From Biden Curbs to Trump Rollback
Biden’s administration tightened export controls in 2023-2024, blocking advanced chips like H200 to slow China’s AI and military tech growth, forcing Nvidia to sell downgraded H20/H21 variants. Trump criticized these as innovation killers, costing US firms billions on unwanted products. His policy extends similar terms to AMD and Intel, prioritizing jobs and manufacturing.
The shift stems from Huawei’s AI gains and industry pressure, balancing security with competition. Trump informed Xi post a South Korea summit preliminary trade pact, ending China’s reported Nvidia order cancellations.
Geopolitical Stakes in US-China Chip Race
China’s push for self-reliance includes blacklisting Nvidia imports earlier in 2025, favoring homegrown chips despite quality gaps. Yet Beijing may limit H200 access despite US approval, per reports, complicating the deal. Critics in Congress push bipartisan bills for 30-month bans, fearing AI-fueled military advances.
Nvidia hailed the move as supporting “high-paying jobs and manufacturing,” with shares rising. It follows Trump’s first-term Huawei/ZTE bans but pivots to revenue-sharing amid detente.

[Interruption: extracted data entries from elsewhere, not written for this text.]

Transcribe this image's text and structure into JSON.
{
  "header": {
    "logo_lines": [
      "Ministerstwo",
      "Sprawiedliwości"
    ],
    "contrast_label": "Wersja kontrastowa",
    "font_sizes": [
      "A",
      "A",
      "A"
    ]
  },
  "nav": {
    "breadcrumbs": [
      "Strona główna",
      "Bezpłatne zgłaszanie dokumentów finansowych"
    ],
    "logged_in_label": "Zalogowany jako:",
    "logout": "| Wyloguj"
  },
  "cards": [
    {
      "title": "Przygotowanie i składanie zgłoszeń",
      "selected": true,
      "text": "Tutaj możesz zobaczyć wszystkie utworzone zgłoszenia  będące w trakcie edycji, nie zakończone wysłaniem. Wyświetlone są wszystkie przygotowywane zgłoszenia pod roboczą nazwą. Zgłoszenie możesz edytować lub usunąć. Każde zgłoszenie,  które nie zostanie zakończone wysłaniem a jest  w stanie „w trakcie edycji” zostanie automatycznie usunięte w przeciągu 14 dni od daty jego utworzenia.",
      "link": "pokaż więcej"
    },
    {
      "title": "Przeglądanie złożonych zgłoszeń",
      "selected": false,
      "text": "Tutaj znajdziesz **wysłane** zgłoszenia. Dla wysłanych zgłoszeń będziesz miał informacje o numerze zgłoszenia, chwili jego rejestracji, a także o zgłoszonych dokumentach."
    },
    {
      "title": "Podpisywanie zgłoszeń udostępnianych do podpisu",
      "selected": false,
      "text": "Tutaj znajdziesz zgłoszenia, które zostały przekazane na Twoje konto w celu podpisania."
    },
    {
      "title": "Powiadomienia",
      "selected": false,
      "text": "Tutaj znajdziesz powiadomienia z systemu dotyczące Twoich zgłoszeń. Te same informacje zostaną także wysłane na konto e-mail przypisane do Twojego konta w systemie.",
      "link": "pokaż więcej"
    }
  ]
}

Aspect | Biden Policy (2023-2024) | Trump Policy (2025) |
|---|---|---|
H200 Exports | Blocked; downgraded chips only | Allowed to approved buyers; 25% US cut |
Newer Chips (Blackwell/Rubin) | Fully restricted | Remains banned |
Revenue Impact | US firms lose billions | Funds jobs, manufacturing |
China Response | Order cancellations | Positive from Xi; potential limits |
Future of Global AI Supply Chain
This H200 deal tests Washington’s balance: sustaining Nvidia’s edge while curbing China’s leap. Commerce finalizes details, but congressional pushback and Beijing restrictions loom. For India, it signals opportunities in neutral AI hardware amid US-China tensions—vital for content creators leveraging AI tools.